In the study by Stewart et al., it was found that MCIs in patients with stable CHD did not differ based on the type of medication used; however, increasing age, lack of education, diabetes, and hypertension were associated with a higher risk of cognitive disorders (24). Our study also found that lower education levels and diabetes were associated with cognitive impairment, consistent with Stewart’s findings, although no significant association was observed between age, hypertension, and cognitive status in our population.
In the study by Hajduk et al., the prevalence of cognitive disorders in heart attack patients was reported to be 17%, with increasing age identified as a related factor (25). Our findings differed, as 55.6% of patients with cardiac angina had cognitive disorders, and diabetes and male gender were identified as associated factors rather than age.
Similarly, in the study by Cannon et al., the prevalence of cognitive disorders in heart failure patients was 43%, and the odds ratio for cognitive disorder was 1.67 (26). Our study showed a comparable odds ratio (1.71) for cognitive disorders among patients with cardiac angina, although the prevalence was higher in our population.
In another study, Salzwedel et al. found that the prevalence of cognitive disorders in coronary artery disease patients undergoing cardiac rehabilitation was 36.7% (27).
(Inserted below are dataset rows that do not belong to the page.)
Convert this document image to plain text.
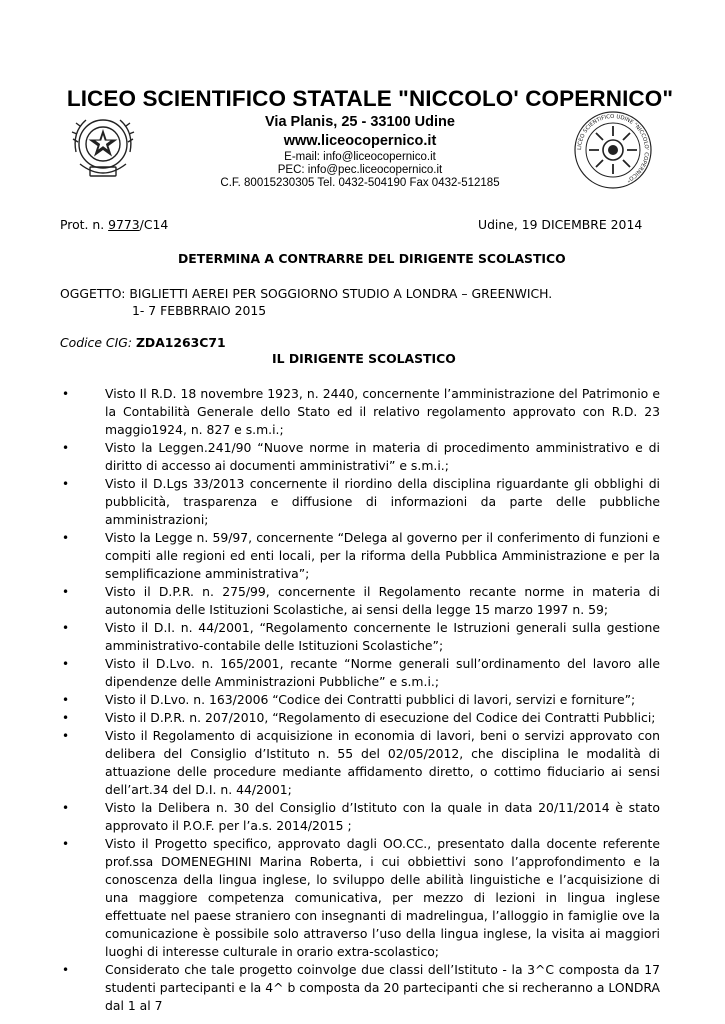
LICEO SCIENTIFICO STATALE "NICCOLO' COPERNICO"
Via Planis, 25 - 33100 Udine
www.liceocopernico.it
E-mail: info@liceocopernico.it
PEC: info@pec.liceocopernico.it
C.F. 80015230305 Tel. 0432-504190 Fax 0432-512185
LICEO SCIENTIFICO UDINE "NICCOLO' COPERNICO"
Prot. n. 9773/C14	Udine, 19 DICEMBRE 2014
DETERMINA A CONTRARRE DEL DIRIGENTE SCOLASTICO
OGGETTO: BIGLIETTI AEREI PER SOGGIORNO STUDIO A LONDRA – GREENWICH.
1- 7 FEBBRRAIO 2015
Codice CIG: ZDA1263C71
IL DIRIGENTE SCOLASTICO
•	Visto Il R.D. 18 novembre 1923, n. 2440, concernente l’amministrazione del Patrimonio e la Contabilità Generale dello Stato ed il relativo regolamento approvato con R.D. 23 maggio1924, n. 827 e s.m.i.;
•	Visto la Leggen.241/90 “Nuove norme in materia di procedimento amministrativo e di diritto di accesso ai documenti amministrativi” e s.m.i.;
•	Visto il D.Lgs 33/2013 concernente il riordino della disciplina riguardante gli obblighi di pubblicità, trasparenza e diffusione di informazioni da parte delle pubbliche amministrazioni;
•	Visto la Legge n. 59/97, concernente “Delega al governo per il conferimento di funzioni e compiti alle regioni ed enti locali, per la riforma della Pubblica Amministrazione e per la semplificazione amministrativa”;
•	Visto il D.P.R. n. 275/99, concernente il Regolamento recante norme in materia di autonomia delle Istituzioni Scolastiche, ai sensi della legge 15 marzo 1997 n. 59;
•	Visto il D.I. n. 44/2001, “Regolamento concernente le Istruzioni generali sulla gestione amministrativo-contabile delle Istituzioni Scolastiche”;
•	Visto il D.Lvo. n. 165/2001, recante “Norme generali sull’ordinamento del lavoro alle dipendenze delle Amministrazioni Pubbliche” e s.m.i.;
•	Visto il D.Lvo. n. 163/2006 “Codice dei Contratti pubblici di lavori, servizi e forniture”;
•	Visto il D.P.R. n. 207/2010, “Regolamento di esecuzione del Codice dei Contratti Pubblici;
•	Visto il Regolamento di acquisizione in economia di lavori, beni o servizi approvato con delibera del Consiglio d’Istituto n. 55 del 02/05/2012, che disciplina le modalità di attuazione delle procedure mediante affidamento diretto, o cottimo fiduciario ai sensi dell’art.34 del D.I. n. 44/2001;
•	Visto la Delibera n. 30 del Consiglio d’Istituto con la quale in data 20/11/2014 è stato approvato il P.O.F. per l’a.s. 2014/2015 ;
•	Visto il Progetto specifico, approvato dagli OO.CC., presentato dalla docente referente prof.ssa DOMENEGHINI Marina Roberta, i cui obbiettivi sono l’approfondimento e la conoscenza della lingua inglese, lo sviluppo delle abilità linguistiche e l’acquisizione di una maggiore competenza comunicativa, per mezzo di lezioni in lingua inglese effettuate nel paese straniero con insegnanti di madrelingua, l’alloggio in famiglie ove la comunicazione è possibile solo attraverso l’uso della lingua inglese, la visita ai maggiori luoghi di interesse culturale in orario extra-scolastico;
•	Considerato che tale progetto coinvolge due classi dell’Istituto - la 3^C composta da 17 studenti partecipanti e la 4^ b composta da 20 partecipanti che si recheranno a LONDRA dal 1 al 7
Again, the prevalence in our study was higher.
The study by Yaffe et al. demonstrated that cardiovascular risk factors such as increased systolic and diastolic blood pressure and elevated fasting blood sugar were associated with cognitive decline in midlife adults (15). Consistent with Yaffe’s findings, our study indicated that diabetes (associated with elevated blood sugar) was related to an increased risk of cognitive disorder in patients with cardiac angina, although no significant association was found with blood pressure.
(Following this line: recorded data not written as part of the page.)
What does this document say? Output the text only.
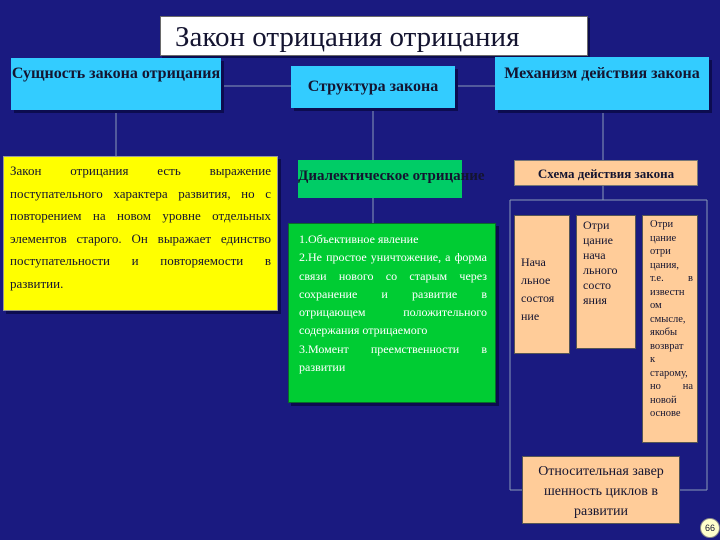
Закон отрицания отрицания
Сущность закона отрицания
Структура закона
Механизм действия закона
Закон отрицания есть выражение поступательного характера развития, но с повторением на новом уровне отдельных элементов старого. Он выражает единство поступательности и повторяемости в развитии.
Диалектическое отрицание
1.Объективное явление
2.Не простое уничтожение, а форма связи нового со старым через сохранение и развитие в отрицающем положительного содержания отрицаемого
3.Момент преемственности в развитии
Схема действия закона
Нача
льное
состоя
ние
Отри
цание
нача
льного
состо
яния
Отри
цание
отри
цания,
т.е. в
известн
ом
смысле,
якобы
возврат
к
старому,
но на
новой
основе
Относительная завер шенность циклов в развитии
66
Finally, in the study by Roberts et al., CHD (including heart attack, angina, and angiography-confirmed coronary artery narrowing) was associated with non-amnestic cognitive decline, but not amnestic cognitive decline (28). Our findings were inconsistent with those of Roberts et al. Several factors could explain this discrepancy: Our study focused only on patients with cardiac angina and did not include other CHD patients; the type of cognitive disorder (amnestic vs. non-amnestic) was not investigated; and the study population primarily consisted of patients aged 50 – 60 years, whereas Roberts et al. included a broader age range (28).
5.1. Conclusions
The findings of the present study showed that having unstable cardiac angina is not related to cognitive disorders in patients. Additionally, a low level of education is associated with a 3.68-fold increase in the likelihood of cognitive disorders. In the present study, male gender and the simultaneous presence of diabetes were also associated with an increased odds of cognitive disorders in patients with unstable cardiac angina.
5.2. Limitations
One of the limitations of this study was the requirement for sufficient literacy among the subjects, which restricted the number of eligible samples. Additionally, a lack of cooperation from patients in answering the questionnaire posed another limitation. To overcome these challenges, the student researcher made multiple visits to the patients to collect data and complete the study forms.